فَلَمَّا أَتَاهَا نُودِيَ مِنْ شَاطِئِ الْوَادِ الْأَيْمَنِ فِي الْبُقْعَةِ الْمُبَارَكَةِ مِنَ الشَّجَرَةِ أَنْ يَامُوسَى إِنِّي أَنَا اللَّهُ رَبُّ الْعَالَمِينَ

Oraya gelince, kutlu yerdeki vadinin güney yanındaki ağaç cihetinden: «Ey Musa! Şüphesiz Ben, Alemlerin Rabbi olan Allah’ım» diye seslenildi.[30]

 

Fetih 18:

لَقَدْ رَضِيَ اللَّهُ عَنِ الْمُؤْمِنِينَ إِذْ يُبَايِعُونَكَ تَحْتَ الشَّجَرَةِ فَعَلِمَ مَا فِي قُلُوبِهِمْ فَأَنْزَلَ السَّكِينَةَ عَلَيْهِمْ وَأَثَابَهُمْ فَتْحًا قَرِيبًا

Andolsun o ağacın altında (Hudeybiye’de) sana bey’at ederlerken Allah, müminlerden razı olmuştur. Kalplerinde olanı bilmiş onlara güven indirmiş ve onları pek yakın bir fetih ile mükâfatlandırmıştır.[18]

 

Hac 18:

أَلَمْ تَرَ أَنَّ اللَّهَ يَسْجُدُ لَهُ مَنْ فِي السَّمَوَاتِ وَمَنْ فِي الْأَرْضِ وَالشَّمْسُ وَالْقَمَرُ وَالنُّجُومُ وَالْجِبَالُ وَالشَّجَرُ وَالدَّوَابُّ وَكَثِيرٌ مِنَ النَّاسِ وَكَثِيرٌ حَقَّ عَلَيْهِ الْعَذَابُ وَمَنْ يُهِنِ اللَّهُ فَمَا لَهُ مِنْ مُكْرِمٍ إِنَّ اللَّهَ يَفْعَلُ مَا يَشَاءُ

Göklerde ve yerde olanların, Güneş, Ay, yıldızlar, dağlar, ağaçlar, hayvanların ve insanların birçoğunun Allah’a secde ettiklerini görmüyor musun? İnsanların birçoğu da azabı hak etmiştir. Allah’ın alçalttığı kimseyi yükseltebilecek yoktur. Doğrusu Allah ne dilerse yapar.[18]

 

Rahman 6:

وَالنَّجْمُ وَالشَّجَرُ يَسْجُدَانِ

Gök cisimleri ve ağaçlar O’nun buyruğuna boyun eğerler.[6]

 

İsra 60:

وَإِذْ قُلْنَا لَكَ إِنَّ رَبَّكَ أَحَاطَ بِالنَّاسِ وَمَا جَعَلْنَا الرُّؤْيَا الَّتِي أَرَيْنَاكَ إِلَّا فِتْنَةً لِلنَّاسِ وَالشَّجَرَةَ الْمَلْعُونَةَ فِي الْقُرْآنِ وَنُخَوِّفُهُمْ فَمَا يَزِيدُهُمْ إِلَّا طُغْيَانًا كَبِيرًا

Sana: «Rabbin şüphesiz insanları kuşatmıştır» demiştik; sana gösterdiğimiz rüya ile ve Kuran’da lanetlenmiş ağaçla, sadece insanları denedik. Biz onları korkutuyoruz, fakat bu onlara büyük taşkınlık vermekten başka bir şeye yaramıyor.[60]

 

Yukarıda da görüldüğü gibi bu ayetlerde geçen Eşşecerat kelimesi el takısı almış marifedir. Hepsinde de anlam ağaçtır.

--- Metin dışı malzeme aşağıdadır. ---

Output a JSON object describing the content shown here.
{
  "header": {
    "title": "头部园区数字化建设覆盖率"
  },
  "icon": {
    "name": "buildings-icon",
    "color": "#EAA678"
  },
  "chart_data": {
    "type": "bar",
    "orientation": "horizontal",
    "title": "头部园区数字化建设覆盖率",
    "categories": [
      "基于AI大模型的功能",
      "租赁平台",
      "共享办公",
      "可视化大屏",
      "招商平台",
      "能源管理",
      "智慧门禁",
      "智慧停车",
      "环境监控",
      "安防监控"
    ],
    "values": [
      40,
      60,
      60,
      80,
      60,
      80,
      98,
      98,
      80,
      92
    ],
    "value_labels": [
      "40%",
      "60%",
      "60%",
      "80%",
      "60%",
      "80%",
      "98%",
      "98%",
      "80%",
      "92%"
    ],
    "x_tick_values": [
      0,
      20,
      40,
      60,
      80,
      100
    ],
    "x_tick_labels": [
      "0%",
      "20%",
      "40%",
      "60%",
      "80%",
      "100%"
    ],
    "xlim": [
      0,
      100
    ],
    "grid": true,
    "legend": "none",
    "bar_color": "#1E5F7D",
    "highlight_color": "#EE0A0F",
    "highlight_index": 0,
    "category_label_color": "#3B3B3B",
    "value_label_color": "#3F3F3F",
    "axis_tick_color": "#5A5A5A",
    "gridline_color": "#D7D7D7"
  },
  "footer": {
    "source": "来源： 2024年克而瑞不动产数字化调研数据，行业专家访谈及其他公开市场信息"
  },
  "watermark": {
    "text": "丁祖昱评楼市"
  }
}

Aşağıdaki ayetlerde ise hem ağaç hem de kaynak, rezerv anlamı olduğunu düşünüyorum. Bu nedenle kaynak veya rezerv kelimesi ile çevireceğim ve tefsir yapmaya çalışacağım.

 

Nahl 10:

هُوَ الَّذِي أَنْزَلَ مِنَ السَّمَاءِ مَاءً لَكُمْ مِنْهُ شَرَابٌ وَمِنْهُ شَجَرٌ فِيهِ تُسِيمُونَ

Yukarıdan size su indiren O’dur. Ondan içersiniz, değer biçtiğiniz kaynak da ondandır.[10]

Burada değer biçilen kaynak meralar, hayvanlar, ekinler, meyveler, balıklar vs… dir.

 

Vakıa 52:

لَآكِلُونَ مِنْ شَجَرٍ مِنْ زَقُّومٍ

Elbette bir ağaçtan, zakkum kaynağından yiyeceksiniz.[52]

Bu ayette “zakkum ağacından veya zakkum kaynağından” anlamına gelebilir.

 

Nisa 65:

فَلَا وَرَبِّكَ لَا يُؤْمِنُونَ حَتَّى يُحَكِّمُوكَ فِيمَا شَجَرَ بَيْنَهُمْ ثُمَّ لَا يَجِدُوا فِي أَنْفُسِهِمْ حَرَجًا مِمَّا قَضَيْتَ وَيُسَلِّمُوا تَسْلِيمًا

Hayır; Rabb’ine and olsun ki, aralarında kaynaklanan, devam eden meselelerde seni hakem tayin edip, sonra senin verdiğin hükmü içlerinde bir sıkıntı duymadan tamamen kabul etmedikçe inanmış olmazlar.

 

Saffat 146:

وَأَنْبَتْنَا عَلَيْهِ شَجَرَةً مِنْ يَقْطِينٍ

Onun üzerine, ince dokuma (pamuk) kaynağı yetiştirdik.[146]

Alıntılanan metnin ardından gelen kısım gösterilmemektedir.